A while ago I broke down and wrote a program to solve Jumbles. It's a very straightforward and simple program too:

#include <stdio.h>
#include <stdlib.h>
#include <string.h>
#include <ctype.h>
  
#define WORDS   "/usr/share/dict/words"

/***********************************************/

static int cmp(const void *l,const void *r)
{ 
  int cl;
  int cr;
  
  cl = *(const char *)l;
  cr = *(const char *)r;
  
  return cl - cr;
} 

/**********************************************/
    
int main(int argc,char *argv[])
{
  FILE   *fpin;
  char   *p;
  char    work  [BUFSIZ];
  size_t  len;
  char    buffer[BUFSIZ];
  char    dwork [BUFSIZ];
  size_t  dlen;
  
  if (argc != 2)
  { 
    fprintf(stderr,"usage: %s word\n",argv[0]);
    return(EXIT_FAILURE);
  }
  
  strcpy(work,argv[1]);
  len  = strlen(work);
  
  for (p = work ; *p ; p++)
    *p = toupper(*p);
  
  qsort(work,len,1,cmp);
  fpin = fopen(WORDS,"r");
  if (fpin == NULL)
  {
    fprintf(stderr,"Huston, we have a problem ... \n");
    return(EXIT_FAILURE);
  }
 
  while(fgets(buffer,BUFSIZ,fpin))
  {
    strcpy(dwork,buffer);
 
    for (p = dwork ; *p ; p++)
    {
      if (*p == '\n')
      {
        *p = '\0';
        break;
      }
      *p = toupper(*p);
    }

    dlen = p - dwork;
    if (dlen != len) continue;
    qsort(dwork,dlen,1,cmp);
    if (strcmp(dwork,work) == 0)
      printf("%*.*s\n",dlen,dlen,buffer);
  }

  fclose(fpin);
  return(EXIT_SUCCESS);
}

The whole trick to the program is to take the letters we're trying to unscramble, say “gerrof”, convert them all to uppercase, “GERROF”, then sort the letters, “EFGORR”. Then go through a list of words (in this case, the file /usr/share/dict/words) and for each word in that list, go through the same process, then compare the sorted sets of letters. If they match, that's the answer (or one of several answers).

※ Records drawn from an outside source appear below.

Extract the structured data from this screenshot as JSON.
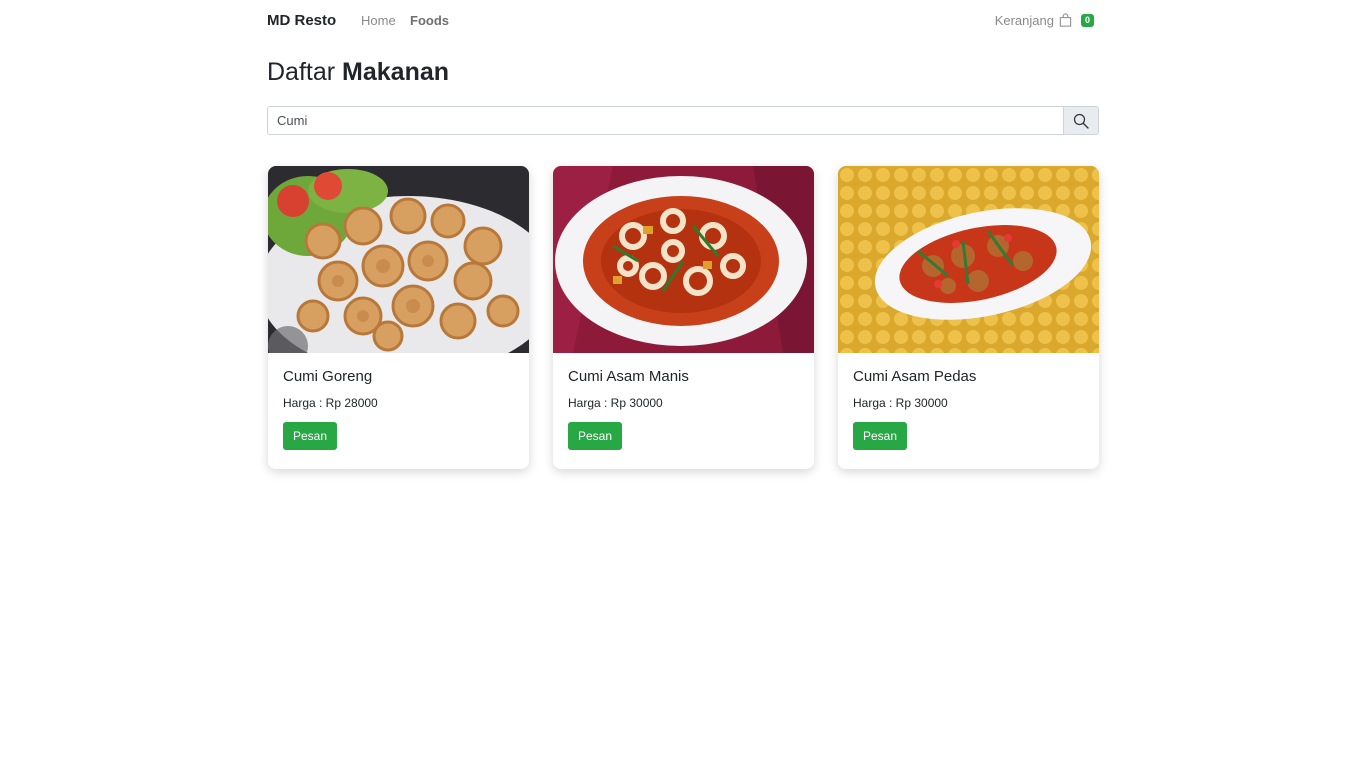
{
  "navbar": {
    "brand": "MD Resto",
    "links": [
      {
        "label": "Home"
      },
      {
        "label": "Foods"
      }
    ],
    "cart": {
      "label": "Keranjang",
      "count": "0",
      "icon": "shopping-bag-icon"
    }
  },
  "page": {
    "title_light": "Daftar",
    "title_bold": "Makanan"
  },
  "search": {
    "value": "Cumi",
    "icon": "search-icon"
  },
  "foods": [
    {
      "name": "Cumi Goreng",
      "price": "Harga : Rp 28000",
      "button": "Pesan"
    },
    {
      "name": "Cumi Asam Manis",
      "price": "Harga : Rp 30000",
      "button": "Pesan"
    },
    {
      "name": "Cumi Asam Pedas",
      "price": "Harga : Rp 30000",
      "button": "Pesan"
    }
  ],
  "colors": {
    "accent": "#28a745",
    "text": "#212529",
    "muted": "#8a8a8a"
  }
}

And as written, it can do about 6 words a second (164 seconds to process 1,000 words, but I'm re-reading the word list file each time). And that's certainly fast enough for most people.

But I wrote another version. Just as simple—or rather, even simpler:

#include <stdio.h>
#include <stdlib.h>
#include <string.h>
#include <ctype.h>
#include <assert.h>

#include "words.h"

typedef unsigned long Letters;

/*************************************/

Letters has_letters(const char *s)
{
  Letters set = 0;

  assert(s != NULL);

  for ( ; *s ; s++)
  {
    if (
         ((*s < 'A') || (*s > 'z'))
         || ((*s >'Z') && (*s < 'a'))
       )
    {
      set |= CHAR_OTHER;
    }
    else
    {
      set |= (1uL << (toupper(*s) - 'A'));
    }
  }

  return set;
}

/********************************************/

static int cmp(const void *l,const void *r)
{
  int cl;
  int cr;

  cl = *(const char *)l;
  cr = *(const char *)r;

  return cl - cr;
}

/********************************************/

int main(int argc,char *argv[])
{
  char    work [BUFSIZ];
  char    dwork[BUFSIZ];
  char   *p;
  size_t  len;
  size_t  i;
  size_t  j;
  Letters set;

  if (argc < 2)
  {
    fprintf(stderr,"usage: %s word ...\n",argv[0]);
    return EXIT_FAILURE;
  }

  for (i = 1 ; i < argc ; i++)
  {
    strcpy(work,argv[i]);
    len = strlen(work);

    for (p = work ; *p ; p++)
      *p = toupper(*p);

    qsort(work,len,1,cmp);
    set = has_letters(work);

    for (j = 0 ; j < cswords ; j++)
    {
      if (set != cwords[j].letters) continue;
      if (len != cwords[j].word.size) continue;
      strcpy(dwork,cwords[j].word.text);
      for (p = dwork ; *p ; p++)
        *p = toupper(*p);
      qsort(dwork,len,1,cmp);
      if (strcmp(dwork,work) == 0)
        printf("%s ",cwords[j].word.text);
    }
    printf("\n");
  }

  return EXIT_SUCCESS;
}

It works pretty much the same way, except for two major differences:

it tests potential words against a set of letters. In this case, the set is a 32-bit quantity with a bit set for each letter in the word (an “A” in the word will have bit 0 set, a “C” would have bit 2 set, etc, as you can see from the code above) and the biggie:
instead of reading in the list of words each time, there's a large static array of all the words (source not shown here, since the source file for that is 62M in size), which also includes the size and letter set of each word.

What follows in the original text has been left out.